Georges Bernanos, born in Paris on Feb. 20, 1888, spent his childhood in a small village in the north of France. Between 1906 and 1913 he studied in Paris for degrees in arts and law and worked as a journalist for the extreme right-wing newspaper Action Française. He joined the army at the outbreak of World War I in 1914 and fought in the trenches. In the years after the war Bernanos suffered financial hardship, and only in his late 30s did he publish his first novel, Sous le soleil de Satan (1926; Under the Sun of Satan). This immediately successful novel deals with the struggles of a priest, Father Donissan, against the evil and temptation in the world around him and against his conviction of his own inadequacy. Further novels and polemical essays followed, the best-known being the novel Journal d'un curé de campagne (1936; The Diary of a Country Priest). In this book Bernanos treats the theme of saintliness. A young priest, living in poverty and slowly dying, remains faithful to his vocation despite his lack of success in fighting sin and evil in his parish. By complete self-sacrifice he achieves a degree of greatness of soul clearly regarded as saintly in quality.
During the 1930s Bernanos went to live on the Spanish island of Majorca, and during the Spanish Civil War of 1936-1939 he bitterly attacked the atrocities committed by the fascist side. In 1938 he left Europe for Paraguay and later Brazil, where he spent the years of World War II helping the cause of France with further books of political essays. In 1943 he published his last important novel, M. Ouine (The Open Mind). By now Bernanos's vision had become more violent, and the novel presents a somewhat incoherent picture of the corrupting influence of the schoolteacher Ouine, who is almost a personification of evil.

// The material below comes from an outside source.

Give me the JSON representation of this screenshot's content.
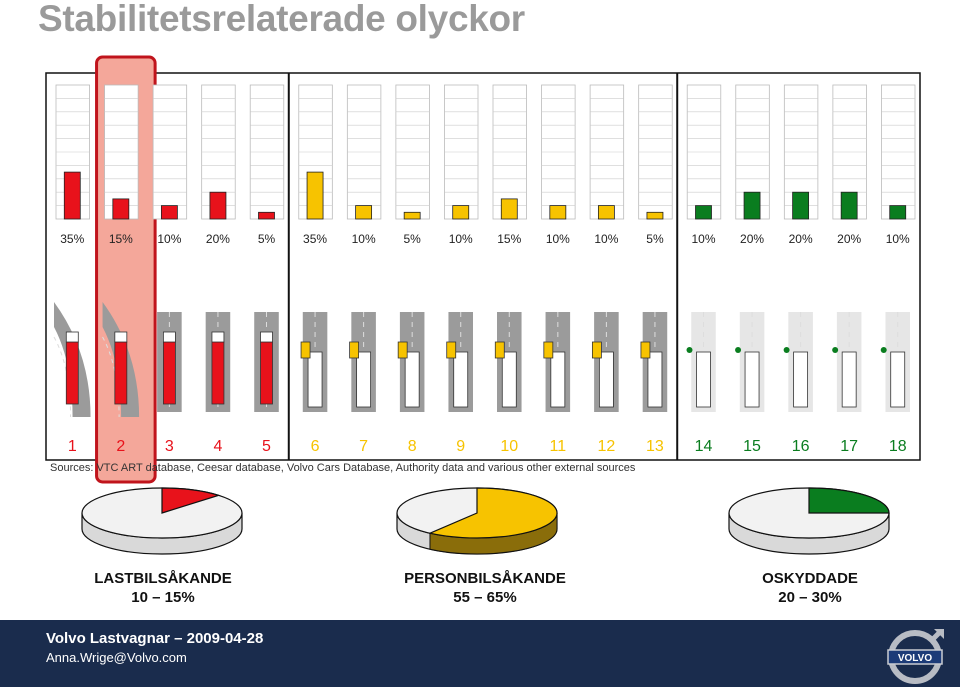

Bernanos's books draw their strength from his passionate sense of commitment and his refusal to compromise with complacent bourgeois attitudes. In his contempt for conformity and traditional values, he can be seen as a revolutionary—but of a very special kind, since his aims are not political but religious. His vision of a world corrupted by sin and dominated by evil is necessarily one of somewhat narrow appeal, and the hysteria and exaggeration that sometimes break through the surface of his religious novels give them an uneven quality which offsets their intensity.
In 1945 Bernanos returned to Paris, where he lived until his death in 1948.
A book on Bernanos in English is Peter Hebblethwaite, Bernanos (1965). Bernanos is discussed in Donat O'Donnell (pseudonym of Conor Cruise O'Brien), Maria Cross (1952), and by Ernest Beaumont in John Cruickshank, ed., The Novelist as Philosopher: Studies in French Fiction, 1935-1960 (1962).
Speaight, Robert, Georges Bernanos; a study of the man and the writer, New York, Liveright 1974.